The Philistines
- Author: Alexey Pisemsky
- Original title: Мещане
- Language: Russian
- Publisher: Pchela [ru] (original) Khudozhestvennaya Literatura
- Publication date: 1877
- Publication place: Russian Empire
- Media type: Print (paperback & hardback)
- Followed by: Masons (1880)

= The Philistines (Pisemsky novel) =

1877 novel by Alexey Pisemsky

The Philistines (Мещане) is a three-part novel by Alexey Pisemsky started in 1873 and finished, according to the author's autograph, on 24 October 1877. Originally serialized by Mikhail Mikeshin-edited Pchela (Bee) magazine, in Nos. 18–49, 1877, it came out as a separate edition in 1878, published again by Mikeshin

The novel is considered to be thematically akin to the plays by Pisemsky (Baal, 1873, Enlighted Times, 1875 and The Financial Genius, 1876) which satirized the emerging Russian capitalism.

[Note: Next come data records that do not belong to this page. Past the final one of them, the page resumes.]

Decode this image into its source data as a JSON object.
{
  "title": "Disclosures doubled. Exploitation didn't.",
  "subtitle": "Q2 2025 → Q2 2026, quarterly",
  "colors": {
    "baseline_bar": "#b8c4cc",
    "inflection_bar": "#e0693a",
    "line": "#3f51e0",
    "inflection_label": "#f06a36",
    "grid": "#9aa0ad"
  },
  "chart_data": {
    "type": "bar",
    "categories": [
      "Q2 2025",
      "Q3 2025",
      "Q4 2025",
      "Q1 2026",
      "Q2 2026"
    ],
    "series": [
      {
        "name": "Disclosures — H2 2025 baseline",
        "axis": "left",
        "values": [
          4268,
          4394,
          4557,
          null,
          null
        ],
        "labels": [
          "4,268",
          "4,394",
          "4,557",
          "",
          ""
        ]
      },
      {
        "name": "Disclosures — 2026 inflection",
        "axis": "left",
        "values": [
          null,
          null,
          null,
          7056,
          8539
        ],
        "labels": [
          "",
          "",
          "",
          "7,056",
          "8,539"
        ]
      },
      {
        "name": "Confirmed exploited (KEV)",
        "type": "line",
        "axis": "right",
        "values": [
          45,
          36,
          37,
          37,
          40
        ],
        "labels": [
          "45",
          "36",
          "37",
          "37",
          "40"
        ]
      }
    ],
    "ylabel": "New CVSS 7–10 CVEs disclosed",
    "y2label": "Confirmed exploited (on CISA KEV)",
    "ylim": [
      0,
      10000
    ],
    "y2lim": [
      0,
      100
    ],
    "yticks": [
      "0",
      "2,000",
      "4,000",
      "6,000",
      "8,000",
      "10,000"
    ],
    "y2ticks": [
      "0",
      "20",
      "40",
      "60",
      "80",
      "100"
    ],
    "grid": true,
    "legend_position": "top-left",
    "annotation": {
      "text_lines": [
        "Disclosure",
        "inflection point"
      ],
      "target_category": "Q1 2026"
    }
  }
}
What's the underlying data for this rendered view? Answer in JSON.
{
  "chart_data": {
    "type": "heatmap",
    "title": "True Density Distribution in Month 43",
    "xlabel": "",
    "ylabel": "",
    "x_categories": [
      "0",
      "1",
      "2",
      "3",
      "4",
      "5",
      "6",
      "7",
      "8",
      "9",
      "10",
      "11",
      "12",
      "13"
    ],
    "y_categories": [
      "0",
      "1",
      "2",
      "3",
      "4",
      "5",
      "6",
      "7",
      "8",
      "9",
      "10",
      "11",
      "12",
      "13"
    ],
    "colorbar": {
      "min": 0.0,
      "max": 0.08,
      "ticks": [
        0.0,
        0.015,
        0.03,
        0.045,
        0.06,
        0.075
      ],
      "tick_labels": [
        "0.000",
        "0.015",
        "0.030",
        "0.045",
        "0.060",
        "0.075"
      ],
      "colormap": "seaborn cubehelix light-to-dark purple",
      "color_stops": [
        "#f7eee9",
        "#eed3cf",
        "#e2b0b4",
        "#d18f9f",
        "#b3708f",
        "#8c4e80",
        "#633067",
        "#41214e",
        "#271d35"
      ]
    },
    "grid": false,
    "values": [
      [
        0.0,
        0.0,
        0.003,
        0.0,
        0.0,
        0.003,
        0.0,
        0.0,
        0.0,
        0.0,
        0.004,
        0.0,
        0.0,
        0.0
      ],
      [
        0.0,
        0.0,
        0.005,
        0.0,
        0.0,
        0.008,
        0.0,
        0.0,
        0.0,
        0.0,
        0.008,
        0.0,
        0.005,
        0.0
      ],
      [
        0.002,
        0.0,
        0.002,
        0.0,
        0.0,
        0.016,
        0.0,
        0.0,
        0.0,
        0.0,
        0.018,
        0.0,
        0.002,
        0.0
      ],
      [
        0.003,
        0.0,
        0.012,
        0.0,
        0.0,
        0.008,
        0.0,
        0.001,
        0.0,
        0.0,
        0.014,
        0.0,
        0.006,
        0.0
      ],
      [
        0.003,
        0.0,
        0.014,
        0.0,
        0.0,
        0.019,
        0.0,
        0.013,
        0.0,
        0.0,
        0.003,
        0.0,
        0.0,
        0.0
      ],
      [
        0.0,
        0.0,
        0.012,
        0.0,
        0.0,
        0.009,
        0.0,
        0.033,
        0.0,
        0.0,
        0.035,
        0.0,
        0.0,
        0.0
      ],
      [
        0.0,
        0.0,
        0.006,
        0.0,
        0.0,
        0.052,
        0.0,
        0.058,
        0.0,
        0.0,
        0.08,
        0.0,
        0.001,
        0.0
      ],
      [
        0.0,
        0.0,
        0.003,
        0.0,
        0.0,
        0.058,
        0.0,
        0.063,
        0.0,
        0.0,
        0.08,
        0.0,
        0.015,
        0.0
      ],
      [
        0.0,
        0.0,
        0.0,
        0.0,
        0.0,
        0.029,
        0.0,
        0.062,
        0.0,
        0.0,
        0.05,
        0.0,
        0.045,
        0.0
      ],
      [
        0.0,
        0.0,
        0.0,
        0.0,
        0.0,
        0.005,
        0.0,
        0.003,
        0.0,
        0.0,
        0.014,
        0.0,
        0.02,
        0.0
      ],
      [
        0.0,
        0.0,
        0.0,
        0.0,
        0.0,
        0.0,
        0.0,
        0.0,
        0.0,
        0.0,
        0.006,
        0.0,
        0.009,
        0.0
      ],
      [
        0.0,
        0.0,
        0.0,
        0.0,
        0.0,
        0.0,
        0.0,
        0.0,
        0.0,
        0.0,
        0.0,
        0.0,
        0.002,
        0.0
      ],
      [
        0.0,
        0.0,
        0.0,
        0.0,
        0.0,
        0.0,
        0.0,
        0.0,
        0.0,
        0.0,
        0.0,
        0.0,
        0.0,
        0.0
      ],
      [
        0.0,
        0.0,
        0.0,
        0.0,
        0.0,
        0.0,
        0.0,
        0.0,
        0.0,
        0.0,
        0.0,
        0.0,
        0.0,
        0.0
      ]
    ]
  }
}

Describing the novel's hero Begushev, a 'fearless knight' facing on his own the world of greed and crime, Pisemsky (in a 23 February letter to Mikeshin, the magazine's publisher and a renowned artist of the time) wrote: "...In his portrait please try to conjoin the features of [Mikhail] Bestuzhev and Hertzen, for it's their faces that I'd had in my imagination".